One of the main themes of this book is about a women’s place. Who she should be in accordance to the male characters, you see Rhen try to break free from the societal constraints placed on her and she says numerous times that she is not owned by any man and that she is her own person to make her own decisions. Then you have Seleni who enjoys the more stereotypical roles of a housewife and mother and I loved that both women were empowered to lead their very different lives and the Seleni wasn’t ridiculed for her choices by Rhen and vice versa.

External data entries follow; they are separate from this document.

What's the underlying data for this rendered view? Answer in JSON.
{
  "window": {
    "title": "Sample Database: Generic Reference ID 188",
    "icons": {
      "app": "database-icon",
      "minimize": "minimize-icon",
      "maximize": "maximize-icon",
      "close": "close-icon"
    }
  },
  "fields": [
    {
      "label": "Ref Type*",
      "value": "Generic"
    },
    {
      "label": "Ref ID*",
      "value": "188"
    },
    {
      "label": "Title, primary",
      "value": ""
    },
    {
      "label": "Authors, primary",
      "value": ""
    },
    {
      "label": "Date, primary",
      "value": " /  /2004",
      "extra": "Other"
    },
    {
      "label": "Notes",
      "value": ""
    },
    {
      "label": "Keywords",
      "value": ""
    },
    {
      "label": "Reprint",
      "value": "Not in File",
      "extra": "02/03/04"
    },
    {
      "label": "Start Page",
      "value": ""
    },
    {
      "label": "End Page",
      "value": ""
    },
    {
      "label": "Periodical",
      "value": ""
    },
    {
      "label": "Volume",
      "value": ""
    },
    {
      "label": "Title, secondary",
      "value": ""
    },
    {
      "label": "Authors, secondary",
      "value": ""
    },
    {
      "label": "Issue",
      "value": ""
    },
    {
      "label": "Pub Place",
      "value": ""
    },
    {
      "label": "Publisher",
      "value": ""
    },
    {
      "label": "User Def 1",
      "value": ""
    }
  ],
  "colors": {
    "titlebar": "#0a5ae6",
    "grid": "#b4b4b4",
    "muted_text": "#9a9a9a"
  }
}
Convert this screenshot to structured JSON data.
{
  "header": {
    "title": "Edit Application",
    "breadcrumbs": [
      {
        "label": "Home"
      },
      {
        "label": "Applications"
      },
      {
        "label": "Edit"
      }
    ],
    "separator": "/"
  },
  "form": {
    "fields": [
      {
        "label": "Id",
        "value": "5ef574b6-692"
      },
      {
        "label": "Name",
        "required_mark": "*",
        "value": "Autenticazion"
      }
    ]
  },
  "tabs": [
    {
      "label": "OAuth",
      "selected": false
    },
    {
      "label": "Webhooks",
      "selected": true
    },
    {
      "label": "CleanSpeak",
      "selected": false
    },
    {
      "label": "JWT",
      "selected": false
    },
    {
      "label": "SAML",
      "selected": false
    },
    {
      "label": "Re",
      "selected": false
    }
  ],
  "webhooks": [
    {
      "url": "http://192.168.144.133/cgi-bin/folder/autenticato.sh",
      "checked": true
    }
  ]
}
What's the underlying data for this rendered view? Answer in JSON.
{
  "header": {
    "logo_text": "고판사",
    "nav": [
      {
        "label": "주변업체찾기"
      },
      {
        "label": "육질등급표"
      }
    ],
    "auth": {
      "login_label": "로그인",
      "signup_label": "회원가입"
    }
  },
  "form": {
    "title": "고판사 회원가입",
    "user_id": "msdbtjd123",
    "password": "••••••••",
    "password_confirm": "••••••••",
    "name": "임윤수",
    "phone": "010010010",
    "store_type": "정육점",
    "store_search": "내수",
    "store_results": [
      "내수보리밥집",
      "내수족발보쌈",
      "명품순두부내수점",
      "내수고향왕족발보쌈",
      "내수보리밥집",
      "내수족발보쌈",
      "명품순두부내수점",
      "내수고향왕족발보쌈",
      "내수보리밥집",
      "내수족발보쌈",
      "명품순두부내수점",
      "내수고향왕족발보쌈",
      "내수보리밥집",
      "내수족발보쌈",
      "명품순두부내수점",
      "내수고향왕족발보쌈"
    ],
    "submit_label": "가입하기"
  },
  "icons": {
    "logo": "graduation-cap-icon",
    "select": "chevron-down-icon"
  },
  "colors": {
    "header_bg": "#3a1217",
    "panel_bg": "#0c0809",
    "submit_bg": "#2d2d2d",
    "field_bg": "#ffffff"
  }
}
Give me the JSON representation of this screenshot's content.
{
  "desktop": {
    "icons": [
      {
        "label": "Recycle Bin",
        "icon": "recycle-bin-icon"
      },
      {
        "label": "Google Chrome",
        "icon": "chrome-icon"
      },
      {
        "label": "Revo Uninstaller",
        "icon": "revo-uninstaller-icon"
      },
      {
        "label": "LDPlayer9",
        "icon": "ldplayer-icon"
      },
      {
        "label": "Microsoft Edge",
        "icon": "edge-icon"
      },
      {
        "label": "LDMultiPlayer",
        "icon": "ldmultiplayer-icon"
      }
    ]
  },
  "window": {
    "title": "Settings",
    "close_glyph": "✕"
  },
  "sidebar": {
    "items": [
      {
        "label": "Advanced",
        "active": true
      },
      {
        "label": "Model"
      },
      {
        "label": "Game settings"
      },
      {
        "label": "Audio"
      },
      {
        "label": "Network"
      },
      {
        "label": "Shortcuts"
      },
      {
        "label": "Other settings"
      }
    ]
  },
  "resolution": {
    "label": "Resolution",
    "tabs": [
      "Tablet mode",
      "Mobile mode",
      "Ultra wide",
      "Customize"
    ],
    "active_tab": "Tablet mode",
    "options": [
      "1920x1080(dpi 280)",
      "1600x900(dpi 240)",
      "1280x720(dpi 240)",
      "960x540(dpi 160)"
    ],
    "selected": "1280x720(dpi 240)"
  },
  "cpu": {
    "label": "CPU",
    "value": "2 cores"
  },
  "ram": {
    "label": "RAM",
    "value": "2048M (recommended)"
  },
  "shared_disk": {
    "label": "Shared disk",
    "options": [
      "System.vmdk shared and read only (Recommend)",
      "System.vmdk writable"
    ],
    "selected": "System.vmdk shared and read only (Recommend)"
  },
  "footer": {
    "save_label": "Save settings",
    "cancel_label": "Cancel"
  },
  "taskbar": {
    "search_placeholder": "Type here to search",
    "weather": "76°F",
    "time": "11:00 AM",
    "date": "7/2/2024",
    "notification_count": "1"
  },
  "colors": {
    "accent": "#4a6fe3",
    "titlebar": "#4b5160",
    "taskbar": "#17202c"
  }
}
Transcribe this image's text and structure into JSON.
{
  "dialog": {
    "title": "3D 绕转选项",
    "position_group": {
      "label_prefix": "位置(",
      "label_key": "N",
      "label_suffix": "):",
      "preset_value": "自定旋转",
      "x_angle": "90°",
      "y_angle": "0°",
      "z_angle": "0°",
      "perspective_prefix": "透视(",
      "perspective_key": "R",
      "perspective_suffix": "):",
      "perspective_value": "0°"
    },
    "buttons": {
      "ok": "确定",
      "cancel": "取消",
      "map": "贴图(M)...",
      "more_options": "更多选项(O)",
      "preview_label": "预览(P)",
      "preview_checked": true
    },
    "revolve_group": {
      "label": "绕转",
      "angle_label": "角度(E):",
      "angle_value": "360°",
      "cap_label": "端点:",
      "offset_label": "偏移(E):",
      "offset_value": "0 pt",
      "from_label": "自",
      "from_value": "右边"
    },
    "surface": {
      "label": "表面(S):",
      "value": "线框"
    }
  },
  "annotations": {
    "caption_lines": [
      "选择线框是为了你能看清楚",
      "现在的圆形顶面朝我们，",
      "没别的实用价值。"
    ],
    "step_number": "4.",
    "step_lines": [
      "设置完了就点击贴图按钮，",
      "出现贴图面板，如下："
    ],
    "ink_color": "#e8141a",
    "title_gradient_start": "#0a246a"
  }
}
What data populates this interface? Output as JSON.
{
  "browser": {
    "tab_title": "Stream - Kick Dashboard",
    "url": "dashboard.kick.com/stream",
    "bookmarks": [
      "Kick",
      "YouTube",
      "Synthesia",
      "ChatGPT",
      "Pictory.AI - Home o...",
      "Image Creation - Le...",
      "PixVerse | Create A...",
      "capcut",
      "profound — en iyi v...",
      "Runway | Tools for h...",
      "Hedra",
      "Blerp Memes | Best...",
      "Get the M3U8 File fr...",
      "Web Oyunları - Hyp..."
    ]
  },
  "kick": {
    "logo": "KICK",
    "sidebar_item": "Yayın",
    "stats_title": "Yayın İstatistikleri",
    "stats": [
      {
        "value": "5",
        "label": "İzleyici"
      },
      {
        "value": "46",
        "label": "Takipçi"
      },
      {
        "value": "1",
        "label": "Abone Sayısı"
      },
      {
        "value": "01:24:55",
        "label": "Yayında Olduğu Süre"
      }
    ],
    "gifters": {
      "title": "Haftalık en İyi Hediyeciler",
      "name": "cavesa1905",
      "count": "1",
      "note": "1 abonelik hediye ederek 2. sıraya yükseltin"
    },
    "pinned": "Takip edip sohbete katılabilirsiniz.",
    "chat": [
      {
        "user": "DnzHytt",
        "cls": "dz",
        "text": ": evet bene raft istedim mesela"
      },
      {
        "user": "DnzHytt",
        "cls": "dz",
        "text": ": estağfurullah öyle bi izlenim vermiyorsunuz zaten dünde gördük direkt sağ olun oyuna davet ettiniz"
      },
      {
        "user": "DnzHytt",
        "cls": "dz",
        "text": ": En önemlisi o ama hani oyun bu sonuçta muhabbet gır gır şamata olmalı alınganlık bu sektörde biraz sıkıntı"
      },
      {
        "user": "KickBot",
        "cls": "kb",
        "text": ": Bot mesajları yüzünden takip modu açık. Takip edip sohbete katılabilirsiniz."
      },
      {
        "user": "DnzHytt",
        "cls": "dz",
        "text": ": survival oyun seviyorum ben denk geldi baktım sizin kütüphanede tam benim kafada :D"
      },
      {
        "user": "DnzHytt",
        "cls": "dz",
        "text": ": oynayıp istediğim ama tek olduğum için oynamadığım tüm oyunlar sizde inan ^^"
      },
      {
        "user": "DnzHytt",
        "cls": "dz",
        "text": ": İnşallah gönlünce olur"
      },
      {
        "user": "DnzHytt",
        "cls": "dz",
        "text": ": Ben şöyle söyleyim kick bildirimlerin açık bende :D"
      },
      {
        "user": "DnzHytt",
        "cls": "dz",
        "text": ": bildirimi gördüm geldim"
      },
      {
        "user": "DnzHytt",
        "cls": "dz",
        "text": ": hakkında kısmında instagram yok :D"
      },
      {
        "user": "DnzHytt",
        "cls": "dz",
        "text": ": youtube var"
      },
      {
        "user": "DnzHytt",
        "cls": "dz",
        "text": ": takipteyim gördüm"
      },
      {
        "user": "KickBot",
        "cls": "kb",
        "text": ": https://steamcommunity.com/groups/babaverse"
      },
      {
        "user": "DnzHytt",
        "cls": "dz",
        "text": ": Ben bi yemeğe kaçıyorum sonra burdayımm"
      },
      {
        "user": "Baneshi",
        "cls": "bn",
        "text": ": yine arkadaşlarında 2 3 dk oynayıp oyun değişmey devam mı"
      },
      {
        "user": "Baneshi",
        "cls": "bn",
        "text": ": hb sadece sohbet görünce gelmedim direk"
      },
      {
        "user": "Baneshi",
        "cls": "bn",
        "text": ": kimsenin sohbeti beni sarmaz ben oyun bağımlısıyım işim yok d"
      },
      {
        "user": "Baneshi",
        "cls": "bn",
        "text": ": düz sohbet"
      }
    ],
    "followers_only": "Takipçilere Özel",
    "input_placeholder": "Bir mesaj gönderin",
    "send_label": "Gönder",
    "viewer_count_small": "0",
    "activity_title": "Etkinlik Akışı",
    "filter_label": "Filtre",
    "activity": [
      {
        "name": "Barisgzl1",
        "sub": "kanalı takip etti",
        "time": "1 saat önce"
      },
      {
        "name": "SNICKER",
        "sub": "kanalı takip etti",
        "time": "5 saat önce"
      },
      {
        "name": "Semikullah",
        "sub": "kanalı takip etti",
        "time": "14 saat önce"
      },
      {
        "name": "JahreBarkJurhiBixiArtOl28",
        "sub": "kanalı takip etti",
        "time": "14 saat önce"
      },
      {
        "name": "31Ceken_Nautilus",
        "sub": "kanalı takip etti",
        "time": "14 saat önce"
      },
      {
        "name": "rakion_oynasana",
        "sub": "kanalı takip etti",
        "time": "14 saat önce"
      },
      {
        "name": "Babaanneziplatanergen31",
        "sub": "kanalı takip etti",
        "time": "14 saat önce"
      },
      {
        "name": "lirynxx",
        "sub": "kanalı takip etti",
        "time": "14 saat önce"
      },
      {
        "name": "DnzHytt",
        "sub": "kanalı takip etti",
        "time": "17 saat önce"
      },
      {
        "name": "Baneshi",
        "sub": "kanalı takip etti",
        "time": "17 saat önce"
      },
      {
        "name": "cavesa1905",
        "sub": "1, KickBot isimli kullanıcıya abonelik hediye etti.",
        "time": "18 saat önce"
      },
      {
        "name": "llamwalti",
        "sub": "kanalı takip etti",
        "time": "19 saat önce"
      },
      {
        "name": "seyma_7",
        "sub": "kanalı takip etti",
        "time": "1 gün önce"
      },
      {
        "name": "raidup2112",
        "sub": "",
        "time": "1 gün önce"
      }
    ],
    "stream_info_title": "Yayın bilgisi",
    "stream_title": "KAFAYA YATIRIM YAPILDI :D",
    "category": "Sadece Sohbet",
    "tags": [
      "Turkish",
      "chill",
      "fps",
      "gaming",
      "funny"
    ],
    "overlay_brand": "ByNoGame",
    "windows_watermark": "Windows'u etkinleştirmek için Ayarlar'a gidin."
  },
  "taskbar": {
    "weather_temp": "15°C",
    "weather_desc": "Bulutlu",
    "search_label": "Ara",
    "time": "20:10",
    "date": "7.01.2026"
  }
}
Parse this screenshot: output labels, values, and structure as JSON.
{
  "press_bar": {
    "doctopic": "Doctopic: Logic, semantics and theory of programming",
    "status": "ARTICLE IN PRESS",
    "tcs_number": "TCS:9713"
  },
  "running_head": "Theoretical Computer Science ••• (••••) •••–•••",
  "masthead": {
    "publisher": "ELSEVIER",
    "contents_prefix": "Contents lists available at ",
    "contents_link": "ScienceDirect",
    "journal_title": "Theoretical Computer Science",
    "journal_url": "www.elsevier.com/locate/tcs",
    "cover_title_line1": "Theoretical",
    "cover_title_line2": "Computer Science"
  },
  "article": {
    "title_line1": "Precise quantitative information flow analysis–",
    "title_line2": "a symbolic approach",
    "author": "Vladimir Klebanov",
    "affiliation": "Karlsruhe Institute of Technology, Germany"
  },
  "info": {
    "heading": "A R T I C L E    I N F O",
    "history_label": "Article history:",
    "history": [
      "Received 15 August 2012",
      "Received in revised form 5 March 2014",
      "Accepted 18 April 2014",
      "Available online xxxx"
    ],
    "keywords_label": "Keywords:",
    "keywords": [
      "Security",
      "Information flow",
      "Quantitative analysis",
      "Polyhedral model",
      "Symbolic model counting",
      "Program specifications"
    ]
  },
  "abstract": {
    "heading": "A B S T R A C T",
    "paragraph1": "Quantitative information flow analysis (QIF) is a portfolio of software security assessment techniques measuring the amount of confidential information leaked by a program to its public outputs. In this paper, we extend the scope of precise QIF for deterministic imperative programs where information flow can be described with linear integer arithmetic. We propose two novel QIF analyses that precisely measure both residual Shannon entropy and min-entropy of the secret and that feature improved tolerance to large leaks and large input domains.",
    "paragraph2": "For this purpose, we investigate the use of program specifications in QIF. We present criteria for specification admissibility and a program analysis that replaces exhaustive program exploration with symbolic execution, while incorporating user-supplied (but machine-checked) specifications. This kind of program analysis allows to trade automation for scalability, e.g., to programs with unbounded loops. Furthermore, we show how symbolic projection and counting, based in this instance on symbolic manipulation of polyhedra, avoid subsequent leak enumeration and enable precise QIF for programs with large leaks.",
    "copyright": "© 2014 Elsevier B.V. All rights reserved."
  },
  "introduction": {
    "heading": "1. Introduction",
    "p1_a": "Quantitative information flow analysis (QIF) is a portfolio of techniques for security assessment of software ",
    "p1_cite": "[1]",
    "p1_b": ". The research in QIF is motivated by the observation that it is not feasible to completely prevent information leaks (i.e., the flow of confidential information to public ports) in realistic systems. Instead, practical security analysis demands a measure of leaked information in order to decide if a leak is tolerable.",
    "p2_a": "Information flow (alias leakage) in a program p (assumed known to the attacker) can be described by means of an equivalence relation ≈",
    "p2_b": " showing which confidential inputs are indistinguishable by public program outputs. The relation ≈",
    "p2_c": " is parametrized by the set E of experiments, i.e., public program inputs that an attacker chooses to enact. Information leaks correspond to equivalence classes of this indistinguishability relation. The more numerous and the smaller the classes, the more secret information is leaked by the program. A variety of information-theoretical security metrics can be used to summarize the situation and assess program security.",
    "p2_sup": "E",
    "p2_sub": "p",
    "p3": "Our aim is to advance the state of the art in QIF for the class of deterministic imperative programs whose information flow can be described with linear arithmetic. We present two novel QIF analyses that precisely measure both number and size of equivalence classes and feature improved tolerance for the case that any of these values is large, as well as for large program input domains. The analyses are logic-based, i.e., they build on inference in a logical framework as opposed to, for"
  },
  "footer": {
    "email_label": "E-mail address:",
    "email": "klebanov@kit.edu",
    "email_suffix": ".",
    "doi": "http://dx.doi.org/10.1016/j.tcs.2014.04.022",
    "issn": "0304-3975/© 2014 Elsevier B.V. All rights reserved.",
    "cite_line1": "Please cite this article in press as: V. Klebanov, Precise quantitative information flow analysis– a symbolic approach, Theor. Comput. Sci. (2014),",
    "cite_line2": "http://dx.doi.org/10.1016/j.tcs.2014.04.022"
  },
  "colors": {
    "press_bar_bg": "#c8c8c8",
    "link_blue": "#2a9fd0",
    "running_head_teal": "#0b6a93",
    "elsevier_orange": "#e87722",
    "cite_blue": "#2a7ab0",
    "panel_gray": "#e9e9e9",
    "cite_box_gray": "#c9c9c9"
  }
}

Seleni and Rhen’s relationship was one of my favourite parts of this book. I love their support for each other, their love for each other and how Seleni didn’t bat an eyelid in taking part in the contest to support Rhen. They were never really pitted against each other and even if they were they had each other’s back which I loved to see.

Many men in this book were awful! Point blank awful. I have never wanted to launch a book across the room as much as I have with this book, as some of the boys (the privileged, rich kids) were so rude and horrible. We had attempted assault, gaslighting, classism etc. Weber did a great job of making you hate these characters. I also felt that Weber did a great job though in separating the bad men from the good men who were allies to Rhen and Seleni. Like Lute, Beryll, Sam etc. These boys were a ray of light, especially Lute, who didn’t feel emasculated next to the girls and didn’t feel the need to bring them down but actually lifted them up and gave them opportunities to succeed.

What I liked about Beryll, especially, was he was raised exactly like the horrible boys were. Rich, privileged lives but he didn’t look down upon others and he took his experiences and the people he met and ultimately learned from it and tries to be the best ally he can me and I loved that about his character!

The setting for this book is really interesting. It’s sort of light fantasy/magic realism and I really enjoyed the setting. I loved that it was the norm to avoid going out at a specific time or specific areas because of ghouls and monsters and how some people didn’t bat an eyelid about it. The labyrinth was my favourite part of the plot, I do think we could have spent more time and I was disappointed that it was over so quickly. I felt it was incredibly imaginative and that not all was as it seemed, I love seeing the character dynamics play out with each obstacle. But I felt more time should have been spent in there.

The next book I will be reviewing is Mortal Engines by Phillip Reeve. I have heard some amazing things about this novel so I’m excited to give this a go. I will also be re-reading Harry Potter and the Goblet of Fire at the same time. I will go into a bit more detail about my re-read and why I am re-reading the series in a future post.